Book Synopsis Children’s Culture and Citizenship in Argentina by : Lauren Rea
Download or read book Children’s Culture and Citizenship in Argentina written by Lauren Rea and published by White Rose University Press. This book was released on 2023-11-08 with total page 309 pages. Available in PDF, EPUB and Kindle. Book excerpt: Argentina’s Billiken was the world’s longest-running children’s magazine, publishing 5144 issues over one hundred years. It educated and entertained generations of schoolchildren and came to occupy a central role in Argentine cultural life. This volume offers the first academic history of the whole lifespan of Billiken as a print magazine, through to its transition into a digital brand. As an editorial project founded at the time of the massification of print culture, Billiken was in the business of creating future citizens. From its transnational and literary beginnings, Billiken quickly became organised around the school year, offering valuable extra-curricular material aligned to the patriotic drivers of state schooling. Billiken told the story of the Argentine nation, cyclically and repeatedly, gaining such momentum that it became part of the nation’s story itself. This volume adopts a multi-disciplinary approach to take account of the many different facets of Billiken’s content born from a combination of ideological, commercial, political and cultural drivers. This history of Billiken examines the changes, contradictions and continuities in the magazine over time as it responded to political events, adapted to new commercial realities, and made use of technological advances. It explores how Billiken magazine not only reflected society, but shaped it through its influence on childhoods, children’s culture and education, and provides an alternative window onto the history and politics of a tumultuous hundred years for Argentina.

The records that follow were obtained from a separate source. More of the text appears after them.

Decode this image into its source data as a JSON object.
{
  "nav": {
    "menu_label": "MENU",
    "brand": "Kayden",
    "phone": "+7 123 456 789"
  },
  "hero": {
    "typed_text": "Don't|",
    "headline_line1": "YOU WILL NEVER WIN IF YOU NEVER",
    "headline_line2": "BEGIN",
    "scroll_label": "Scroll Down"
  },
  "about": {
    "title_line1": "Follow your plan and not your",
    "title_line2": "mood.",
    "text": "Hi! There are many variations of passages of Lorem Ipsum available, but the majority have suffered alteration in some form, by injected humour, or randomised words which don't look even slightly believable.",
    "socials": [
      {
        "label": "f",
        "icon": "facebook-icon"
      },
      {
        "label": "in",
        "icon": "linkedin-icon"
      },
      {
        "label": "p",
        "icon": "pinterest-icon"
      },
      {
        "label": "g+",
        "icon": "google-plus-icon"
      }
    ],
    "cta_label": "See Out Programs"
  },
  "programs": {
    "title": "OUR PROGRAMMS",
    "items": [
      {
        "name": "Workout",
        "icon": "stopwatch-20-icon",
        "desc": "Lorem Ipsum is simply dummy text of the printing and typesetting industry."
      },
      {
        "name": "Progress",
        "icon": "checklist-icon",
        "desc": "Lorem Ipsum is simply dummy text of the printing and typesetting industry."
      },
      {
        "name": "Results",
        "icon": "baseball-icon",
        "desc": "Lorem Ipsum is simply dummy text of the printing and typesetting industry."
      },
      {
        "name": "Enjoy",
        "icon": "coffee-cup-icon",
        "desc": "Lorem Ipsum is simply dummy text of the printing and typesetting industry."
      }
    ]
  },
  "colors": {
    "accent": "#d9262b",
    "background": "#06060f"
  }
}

Book Synopsis Good Neighbor Empires by : Elena Jackson Albarrán
Download or read book Good Neighbor Empires written by Elena Jackson Albarrán and published by BRILL. This book was released on 2024-09-28 with total page 347 pages. Available in PDF, EPUB and Kindle. Book excerpt: A class of child artists in Mexico, a ship full of child refugees from Spain, classrooms of child pageant actors, and a pair of boy ambassadors revealed facets of hemispheric politics in the Good Neighbor era. Culture-makers in the Americas tuned into to children as producers of cultural capital to advance their transnational projects. In many instances, prevailing conceptions of children as innocent, primitive, dependent, and underdeveloped informed perceptions of Latin America as an infantilized region, a lesser "Other Americas" on the continent. In other cases, children's interventions in the cultural politics, economic projects, and diplomatic endeavors of the interwar period revealed that Latin American children saw themselves as modern, professional, participants in forging inter-American relationships.